Голощекин чуть кивнул.
– Что? – спросил он. – Чего тебе?
– Мне – совсем ничего, уважаемый гражданин пассажир, – почтительно сообщил кондуктор. – А вот в нашем вагоне… едет другой важный гражданин пассажир. Через два купе от вас.
– Ну и что с того? – удивился Голощекин.
– Они спрашивают, не изволите ли вы с ними повидаться, – ответил проводник.
– Что еще за гражданин? – Голощекин недовольно посмотрел на проводника, потом на свой стакан.

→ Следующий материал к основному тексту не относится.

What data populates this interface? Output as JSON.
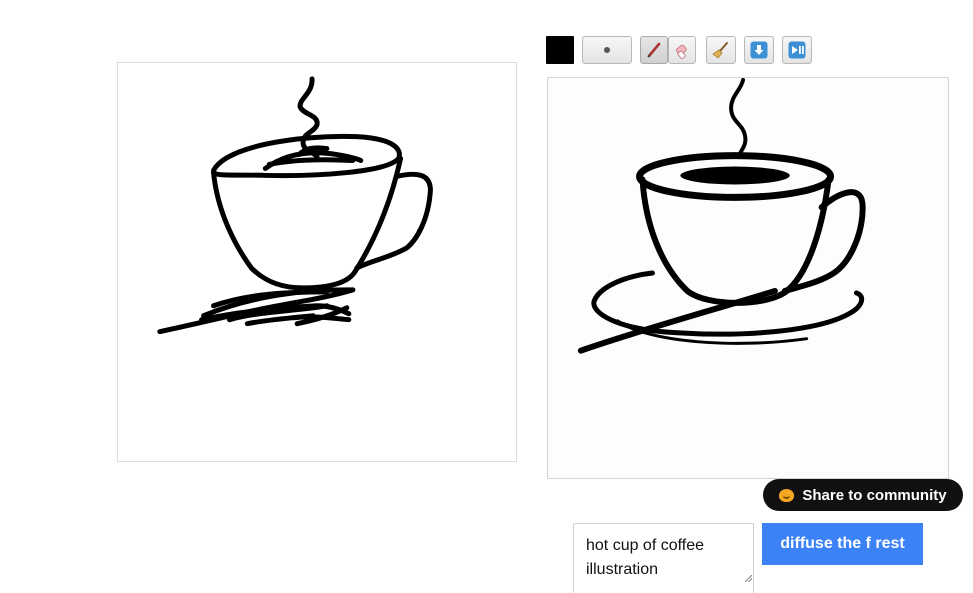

– Да так… – пожал плечами проводник. – Серьезный такой… В шляпе. Не снимает.
– Что не снимает?
– Шляпу не снимает, – терпеливо пояснил проводник. – С виду такой приличный господин, то есть гражданин. На иностранца похожий. Вроде даже на еврейского раввина.
– Какие еще раввины? – хмуро спросил Голощекин.
– Не знаю, – сказал проводник. – Только похож. И желает вас видеть.
– Зачем еще? – с легким раздражением проговорил Голощекин. – Знать не знаю никаких раввинов!
– И я, с вашего позволения, не знаю, – шевельнул усами кондуктор. – Только настаивают-с.
Голощекин немного подумал, снова посмотрел на свою воблу, на полную стопку.
– Ну, хорошо, – наконец согласился он. – Пусть зайдет.
– С вашего-с позволения… – сказал проводник. – Он сам просит вас к нему соизволить. Если, говорит, у вас такая возможность появится в сей же час.
– В сей час? – возмутился Голощекин. – Он что – папа римский?!
– Никак нет, гражданин барин, – почтительно возразил кондуктор. – Я ж говорю: на раввина еврейского похож-с.
– Какого черта? – повысил голос Голощекин. – Что еще за евреи? Здесь что – синагога?
– Никак нет-с, гражданин комиссар! – вытянулся проводники. – Здесь курьерский поезд экстренного назначения!
– Откуда тебе известно, что я комиссар? – подозрительно прищурился Голощекин.
– Не могу знать – совсем не известно-с! – ответил кондуктор. – Только, воля ваша, и так видно.
Голощекин еще немного поразмыслил.
– Скажи ему, что мне некогда по раввинам бегать. А коли у него что ко мне есть, пусть зайдет. Завтра. Часов двенадцать. Или лучше в девять вечера. Тоже завтра.
– Слушаюсь, – взял под козырек кондуктор и задвинул дверь.
– Стой! – вдруг крикнул ему вслед Голощекин. – Стой, тебе говорю!
– Где он? – спросил Голощекин.
– Так я же сказал – через два купе.
– Я подумаю, – бросил комиссар. – Ничего ему не говори. Иди.
Состав набрал полный ход. Это был хороший поезд, он состоял всего из пяти вагонов и двух паровозов – один спереди, другой сзади. Поезд имел статус литерного, шел прекрасным ходом, везде получая зеленый свет, остановки были редкими и короткими. Голощекин прикинул, что этак дня через три с половиной он будет дома.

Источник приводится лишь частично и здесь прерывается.